Non appena fu uscita dalla filiale, si attaccò al telefono, con il cuore che le batteva nel petto come un tamburo.

«Il cliente da lei chiamato non è al momento raggiungibile, la invitiamo-»

Irene si ritrovò ad imprecare diverse volte, visto che non riusciva a parlare in alcun modo con Giuseppe e solo quando fu dentro casa lui la chiamò.

«Giù, come stai?»

«Sto bene, non ti preoccupare. Ti racconto meglio stasera però, va bene?»

Ma Irene non si lasciò fregare, aveva intuito dal tono di voce piuttosto mogio che Giuseppe non stesse affatto bene come voleva far credere, ma preferì non innervosirlo oltre.

«Va bene, amore. A più tardi allora, stai attento»

«Tranquilla, a più tardi»

Si concluse così la loro breve conversazione.
Irene prese un bel respiro e si armò di tutta la pazienza possibile per leggere gli articoli dedicati alla vicenda, senza spaccare qualcosa.
Ma come aveva potuto quel pazzo fare del male a Giuseppe?
E se fosse stato armato?
Erano queste le maggiori domande che la ragazza si poneva, con un peso sul cuore e un macigno a chiuderle la bocca dello stomaco.

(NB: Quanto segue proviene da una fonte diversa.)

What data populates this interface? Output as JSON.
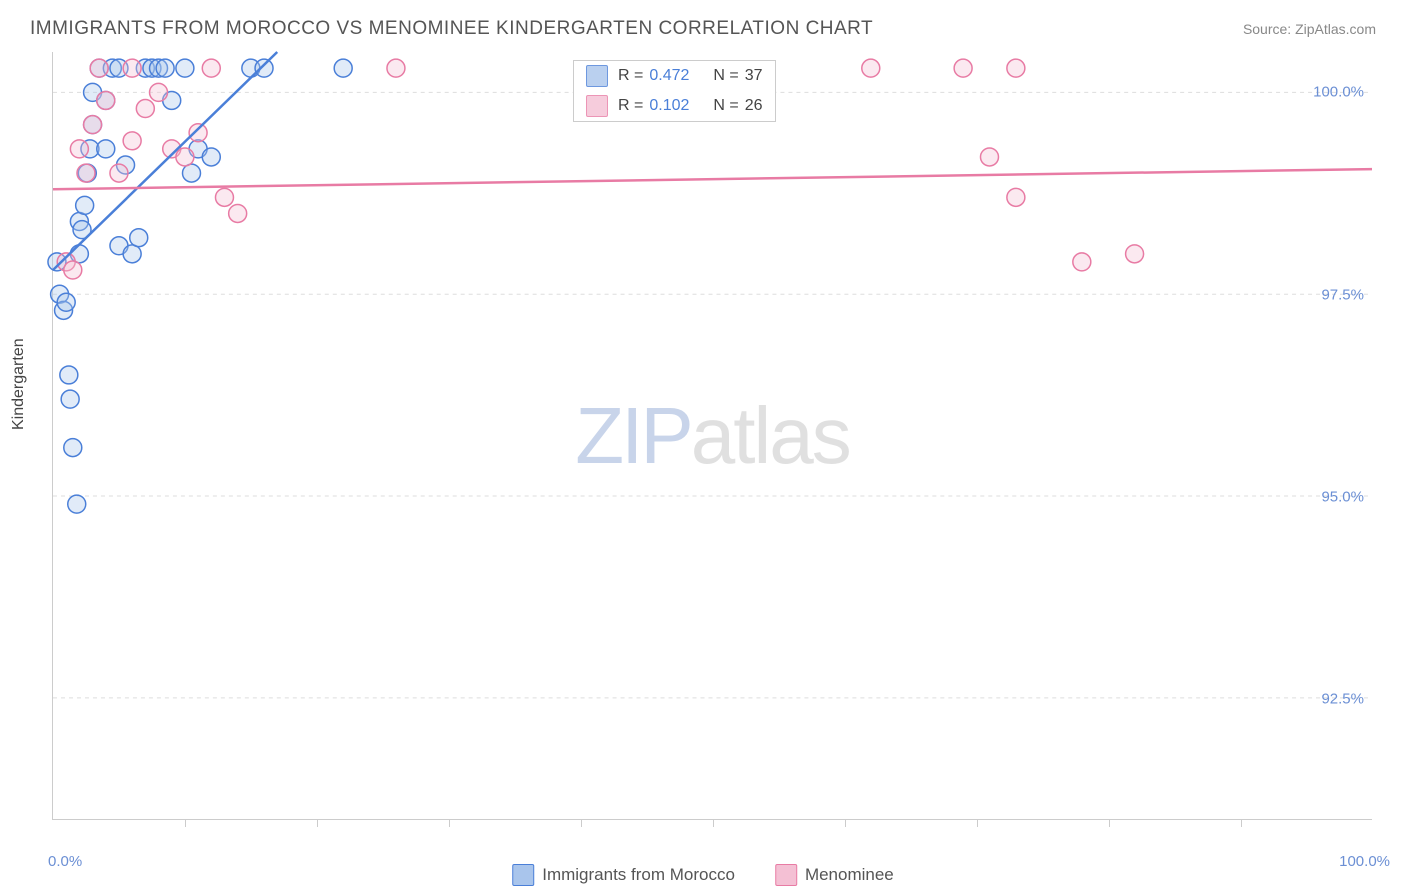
{
  "title": "IMMIGRANTS FROM MOROCCO VS MENOMINEE KINDERGARTEN CORRELATION CHART",
  "source": "Source: ZipAtlas.com",
  "ylabel": "Kindergarten",
  "watermark": {
    "part1": "ZIP",
    "part2": "atlas"
  },
  "chart": {
    "type": "scatter",
    "xlim": [
      0,
      100
    ],
    "ylim": [
      91.0,
      100.5
    ],
    "yticks": [
      {
        "value": 100.0,
        "label": "100.0%"
      },
      {
        "value": 97.5,
        "label": "97.5%"
      },
      {
        "value": 95.0,
        "label": "95.0%"
      },
      {
        "value": 92.5,
        "label": "92.5%"
      }
    ],
    "xaxis": {
      "min_label": "0.0%",
      "max_label": "100.0%",
      "tick_positions": [
        10,
        20,
        30,
        40,
        50,
        60,
        70,
        80,
        90
      ]
    },
    "background_color": "#ffffff",
    "grid_color": "#dddddd",
    "marker_radius": 9,
    "marker_stroke_width": 1.5,
    "marker_fill_opacity": 0.35,
    "line_width": 2.5,
    "series": [
      {
        "name": "Immigrants from Morocco",
        "color_stroke": "#4a7fd8",
        "color_fill": "#a9c5ec",
        "R": "0.472",
        "N": "37",
        "trend": {
          "x1": 0,
          "y1": 97.8,
          "x2": 17,
          "y2": 100.5
        },
        "points": [
          [
            0.3,
            97.9
          ],
          [
            0.5,
            97.5
          ],
          [
            0.8,
            97.3
          ],
          [
            1.0,
            97.4
          ],
          [
            1.2,
            96.5
          ],
          [
            1.3,
            96.2
          ],
          [
            1.5,
            95.6
          ],
          [
            1.8,
            94.9
          ],
          [
            2.0,
            98.0
          ],
          [
            2.0,
            98.4
          ],
          [
            2.2,
            98.3
          ],
          [
            2.4,
            98.6
          ],
          [
            2.6,
            99.0
          ],
          [
            2.8,
            99.3
          ],
          [
            3.0,
            99.6
          ],
          [
            3.0,
            100.0
          ],
          [
            3.5,
            100.3
          ],
          [
            4.0,
            99.3
          ],
          [
            4.0,
            99.9
          ],
          [
            4.5,
            100.3
          ],
          [
            5.0,
            98.1
          ],
          [
            5.0,
            100.3
          ],
          [
            5.5,
            99.1
          ],
          [
            6.0,
            98.0
          ],
          [
            6.5,
            98.2
          ],
          [
            7.0,
            100.3
          ],
          [
            7.5,
            100.3
          ],
          [
            8.0,
            100.3
          ],
          [
            8.5,
            100.3
          ],
          [
            9.0,
            99.9
          ],
          [
            10.0,
            100.3
          ],
          [
            10.5,
            99.0
          ],
          [
            11.0,
            99.3
          ],
          [
            12.0,
            99.2
          ],
          [
            15.0,
            100.3
          ],
          [
            16.0,
            100.3
          ],
          [
            22.0,
            100.3
          ]
        ]
      },
      {
        "name": "Menominee",
        "color_stroke": "#e87ba4",
        "color_fill": "#f4c0d4",
        "R": "0.102",
        "N": "26",
        "trend": {
          "x1": 0,
          "y1": 98.8,
          "x2": 100,
          "y2": 99.05
        },
        "points": [
          [
            1.0,
            97.9
          ],
          [
            1.5,
            97.8
          ],
          [
            2.0,
            99.3
          ],
          [
            2.5,
            99.0
          ],
          [
            3.0,
            99.6
          ],
          [
            3.5,
            100.3
          ],
          [
            4.0,
            99.9
          ],
          [
            5.0,
            99.0
          ],
          [
            6.0,
            100.3
          ],
          [
            6.0,
            99.4
          ],
          [
            7.0,
            99.8
          ],
          [
            8.0,
            100.0
          ],
          [
            9.0,
            99.3
          ],
          [
            10.0,
            99.2
          ],
          [
            11.0,
            99.5
          ],
          [
            12.0,
            100.3
          ],
          [
            13.0,
            98.7
          ],
          [
            14.0,
            98.5
          ],
          [
            26.0,
            100.3
          ],
          [
            62.0,
            100.3
          ],
          [
            69.0,
            100.3
          ],
          [
            71.0,
            99.2
          ],
          [
            73.0,
            100.3
          ],
          [
            73.0,
            98.7
          ],
          [
            78.0,
            97.9
          ],
          [
            82.0,
            98.0
          ]
        ]
      }
    ]
  },
  "legend": {
    "series1_label": "Immigrants from Morocco",
    "series2_label": "Menominee"
  }
}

Si ritrovò a piangere per la paura, prendendosi il lusso di sfogarsi un momento per mantenere la calma e supportare il suo amato compagno nel momento in cui lui le avrebbe narrato la triste vicenda che lo aveva visto protagonista, dopodiché prese un bel respiro, si asciugò le lacrime e andò a darsi una rinfrescata, poi si mise all'opera per preparare la cena con uno dei piatti preferiti di Giuseppe; apparecchiò la tavola per due e ingannò l'attesa guardando la TV per cercare di distrarsi, ma con scarsi risultati.

Intorno alle ventuno, sentì le chiavi girare all'interno della serratura e si precipitò all'ingresso, correndo incontro a Giuseppe che era appena rientrato.
Non parlarono, rimasero in silenzio ad abbracciarsi per cinque minuti buoni, poi Giuseppe si staccò a malincuore da quell'unione e Irene gli prese il viso fra le mani, lasciandogli un leggerissimo bacio a fior di labbra.